Ces derniers jours, des combats se sont tenus à Tsemlet (ouest du Tigré), une zone revendiquée par des forces de la région voisine de l'Amhara, ont déclaré à l'AFP, sous couvert d'anonymat, des sources diplomatique et sécuritaire en poste en Ethiopie.

"Raisons opérationnelles" 

A Tsemlet, face aux forces tigréennes, "ce sont les ENDF (armée éthiopienne, NDLR) avec des milices amharas", a déclaré la source diplomatique, sous couvert d'anonymat. Des affrontements se sont tenus "ces derniers jours", mais "aujourd'hui on ne sait pas encore" s'il se poursuivent, a-t-elle ajouté, sans plus de détails.

Les combats ont été confirmés par une source locale au Tigré, qui a également requis l'anonymat.

"La situation semble dégénérer", a corroboré la source sécuritaire, se montrant "dubitative sur la capacité des TDF (l'armée tigréenne, NDLR), à récupérer par la force Tselemt".

Le porte-parole de l'armée fédérale et des membres du TPLF n'ont pour l'heure pas donné suite aux sollicitations de l'AFP.

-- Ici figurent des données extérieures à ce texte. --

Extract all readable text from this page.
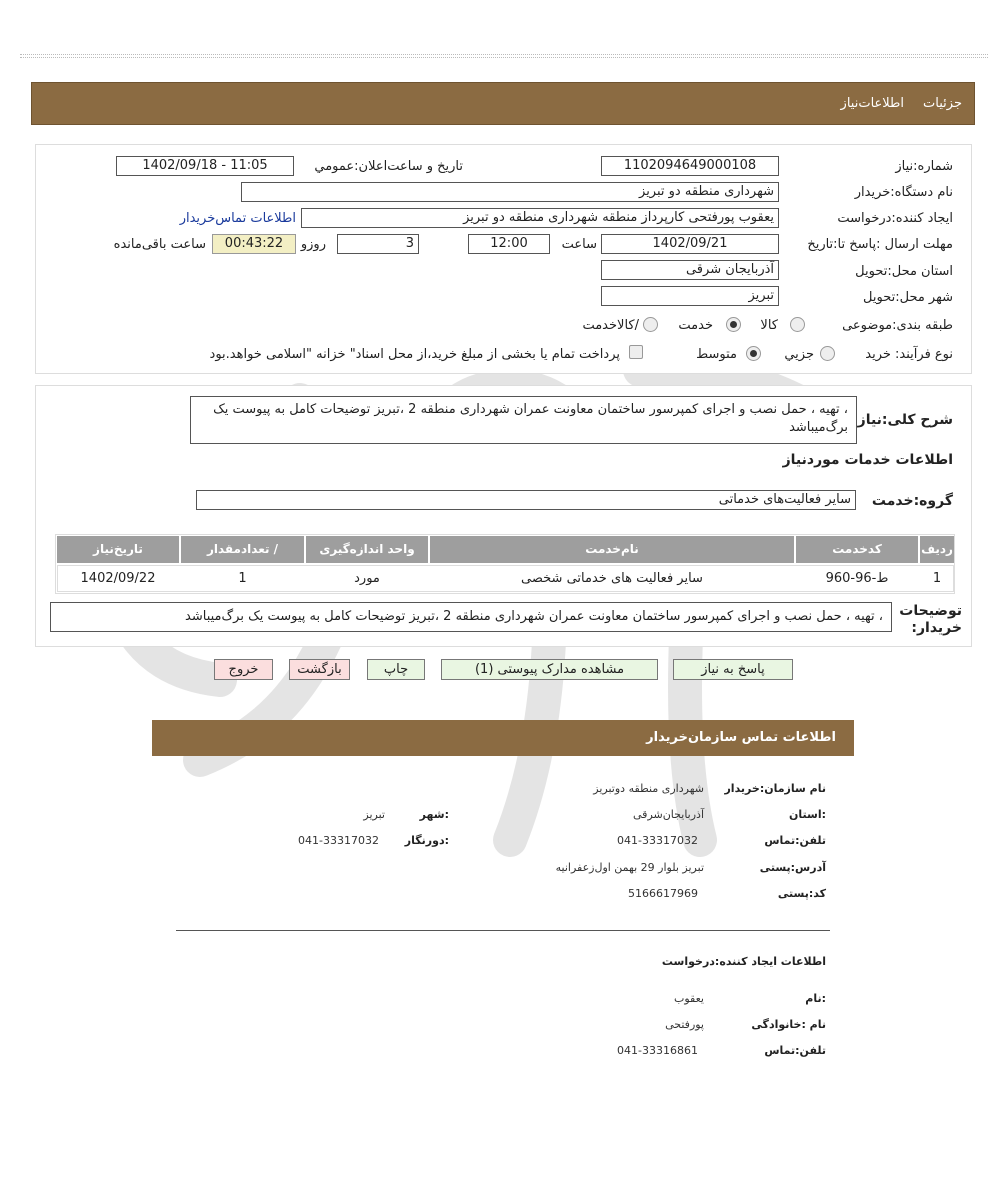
اطلاعات‌نیاز جزئیات
شماره:نیاز
1102094649000108
تاریخ و ساعت‌اعلان:عمومي
1402/09/18 - 11:05
نام دستگاه:خریدار
شهرداری منطقه دو تبریز
ایجاد کننده:درخواست
یعقوب پورفتحی کارپرداز منطقه شهرداری منطقه دو تبریز
اطلاعات تماس‌خریدار
مهلت ارسال :پاسخ تا:تاریخ
1402/09/21
ساعت
12:00
3
روزو
00:43:22
ساعت باقی‌مانده
استان محل:تحویل
آذربایجان شرقی
شهر محل:تحویل
تبریز
طبقه بندی:موضوعی
کالا
خدمت
/کالاخدمت
نوع فرآیند: خرید
جزیي
متوسط
پرداخت تمام یا بخشی از مبلغ خرید،از محل اسناد" خزانه "اسلامی خواهد.بود
شرح کلی:نیاز
، تهیه ، حمل نصب و اجرای کمپرسور ساختمان معاونت عمران شهرداری منطقه 2 ،تبریز توضیحات کامل به پیوست یک برگ‌میباشد
اطلاعات خدمات موردنیاز
گروه:خدمت
سایر فعالیت‌های خدماتی
ردیف
کدخدمت
نام‌خدمت
واحد اندازه‌گیری
/ تعدادمقدار
تاریخ‌نیاز
1
ط-96-960
سایر فعالیت های خدماتی شخصی
مورد
1
1402/09/22
توضیحات
:خریدار
، تهیه ، حمل نصب و اجرای کمپرسور ساختمان معاونت عمران شهرداری منطقه 2 ،تبریز توضیحات کامل به پیوست یک برگ‌میباشد
پاسخ به نیاز
مشاهده مدارک پیوستی (1)
چاپ
بازگشت
خروج
اطلاعات تماس سازمان‌خریدار
نام سازمان:خریدار
شهرداری منطقه دوتبریز
:استان
آذربایجان‌شرقی
:شهر
تبریز
تلفن:تماس
041-33317032
:دورنگار
041-33317032
آدرس:پستی
تبریز بلوار 29 بهمن اول‌زعفرانیه
کد:پستی
5166617969
اطلاعات ایجاد کننده:درخواست
:نام
یعقوب
نام :خانوادگی
پورفتحی
تلفن:تماس
041-33316861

Les liaisons aériennes vers le Tigré d'Ethiopian Airlines, compagnie publique et seule à desservir cette région, ont été suspendues, ont également affirmé les sources diplomatique et sécuritaire.

Les vols, tout comme les services de télécommunications et bancaires, avaient été complètement suspendus durant la guerre, avant de reprendre à la suite de l'accord de paix conclu à Pretoria fin 2022. Leur suspension est une première depuis l'accord de paix.

Selon deux responsables d'Ethiopian Airlines, qui ont requis l'anonymat, les vols ont été interrompus pour "raisons opérationnelles", sans donner plus de détails.

L'un d'eux a toutefois déclaré "suspecter" que l'arrêt pour l'instant temporaire du trafic soit lié "aux tensions politiques" entre les autorités fédérales et l'administration au Tigré.

"Escalade militaire" 

Selon un journaliste à Mekele, joint au téléphone par l'AFP et qui a lui aussi requis l'anonymat, une "anxiété croissante" se ressent dans cette ville, capitale du Tigré.

Depuis plusieurs mois, la situation est tendue dans le nord de l'Ethiopie. Des forces amhara et érythréennes sont toujours présentes dans la région, en violation de l'accord de paix de Pretoria - auquel elles n'ont pas participé - qui prévoyait leur retrait.

Début 2025, le chef de l'administration intérimaire au Tigré, institution mise en place par Addis Abeba, avait été contraint de fuir Mekele, la capitale régionale, en raison de divisions croissantes au sein du TPLF.

Ce parti qui a dominé l'Ethiopie pendant presque trois décennies avant de se retrouver marginalisé après l'arrivée au pouvoir en 2018 du Premier ministre Abiy Ahmed et d'être aujourd'hui radié, est accusé par les autorités fédérales de s'être rapproché de l'Erythrée voisine.

Les relations entre les deux voisins de la Corne de l'Afrique, qui s'étaient réchauffées durant la guerre du Tigré, lorsque les troupes érythréennes avaient appuyé les forces fédérales éthiopiennes, sont de nouveau acrimonieuses, nourries de discours belliqueux, faisant planer le risque d'un nouveau conflit.

Pour Kjetil Tronvoll, professeur à Oslo New University College et spécialiste de la zone, cette confrontation entre forces fédérales et tigréennes "n'est pas surprenante". "Le risque d'une escalade militaire est grave, et il est possible que des forces non éthiopiennes viennent appuyer les forces tigréennes", a-t-il confié à l'AFP.